В молчании поужинали. Виктор стал играть с сынишкой – то кидал в подушки, то вверх. Смеялся, но тяжёлая печаль застилала глаза ему.
– Уходишь? – спросила Агафья Кирилловна Ксению, которая примеряла шляпку перед зеркалом.
– К Надьке Артамоновой схожу, за чем-то звала.
– Ксюша, – Виктор вмешался, – хоть сегодня побудь с нами…
Она промолчала.
– Анюта, – обратился Виктор к девушке, – принеси гитару от наших?
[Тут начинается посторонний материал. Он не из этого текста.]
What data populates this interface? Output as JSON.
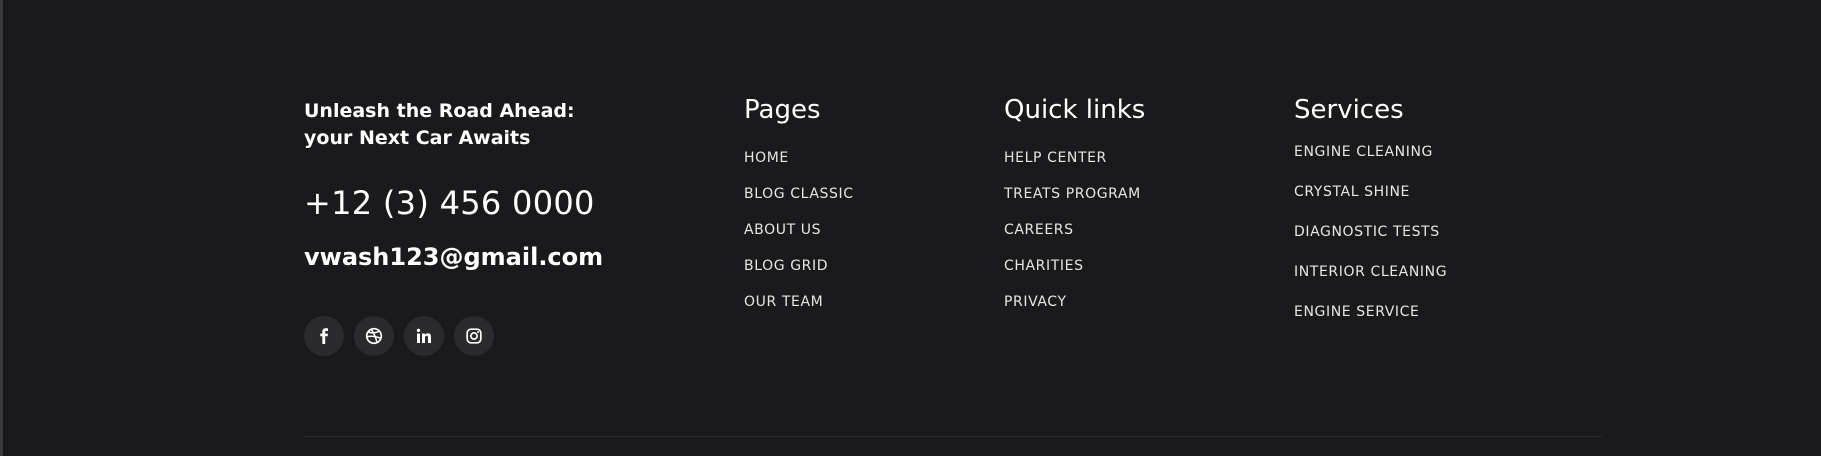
{
  "brand": {
    "tagline_line1": "Unleash the Road Ahead:",
    "tagline_line2": "your Next Car Awaits",
    "phone": "+12 (3) 456 0000",
    "email": "vwash123@gmail.com"
  },
  "socials": [
    {
      "icon": "facebook-icon"
    },
    {
      "icon": "dribbble-icon"
    },
    {
      "icon": "linkedin-icon"
    },
    {
      "icon": "instagram-icon"
    }
  ],
  "pages": {
    "title": "Pages",
    "items": [
      "HOME",
      "BLOG CLASSIC",
      "ABOUT US",
      "BLOG GRID",
      "OUR TEAM"
    ]
  },
  "quick_links": {
    "title": "Quick links",
    "items": [
      "HELP CENTER",
      "TREATS PROGRAM",
      "CAREERS",
      "CHARITIES",
      "PRIVACY"
    ]
  },
  "services": {
    "title": "Services",
    "items": [
      "ENGINE CLEANING",
      "CRYSTAL SHINE",
      "DIAGNOSTIC TESTS",
      "INTERIOR CLEANING",
      "ENGINE SERVICE"
    ]
  },
  "colors": {
    "background": "#1a1a1c",
    "social_circle": "#2b2b2e",
    "text": "#ffffff",
    "link_text": "#e6e6e6"
  }
}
Она висит на стене в кухне.
– Принесу, – оживилась Анна.
– Убежала, ну и шалава, – прошипела Агафья Кирилловна, пальцем ткнув в сторону окна, где за Анютой мелькнула Ксения.
– Пусть идёт, ей нужно… – буркнул Виктор.
Улица вскоре услышала звуки гитарные, что полились из окна избы Рязанцевых:
"Не ругай меня, мамаша,
Очень я люблю его"…– подпела Агафья Кирилловна.
7
Солнце зноем иссушило растения. В огороде у Ерёминых склонили шляпы подсолнухи, листва их повяла. Василиса утомилась носить в огород воду вёдрами.
– Сватья! – крикнула она, ладонью лоб прикрыв. – Подойди к городьбе, о жизни потолкуем!
Устала от огорода и Агафья Кирилловна.
– Улетел сокол? – завела разговор Василиса.
– Улетел.
– А как попрощались? Она хотя бы прослезилась?
– Заставишь бессердечную…
– А проводила?
– Нет, – отвечала, покачав головою, Агафья Кирилловна. – Он облизал Вову, да и подался один с чемоданом… Что было делать?
– Понятно… А как бутус?
– Ползает. Шалава утягивала брюхо, я боялась, урода принесёт, но обошлось…
– Забегу, минута будет, поиграю с ним.
Поболтав, старухи разошлись по огородам.
– Здравствуй, Кирилловна! – втиснулась в калитку пышногрудая тётя Соня. – Продашь молока? Жарковато на базар идти.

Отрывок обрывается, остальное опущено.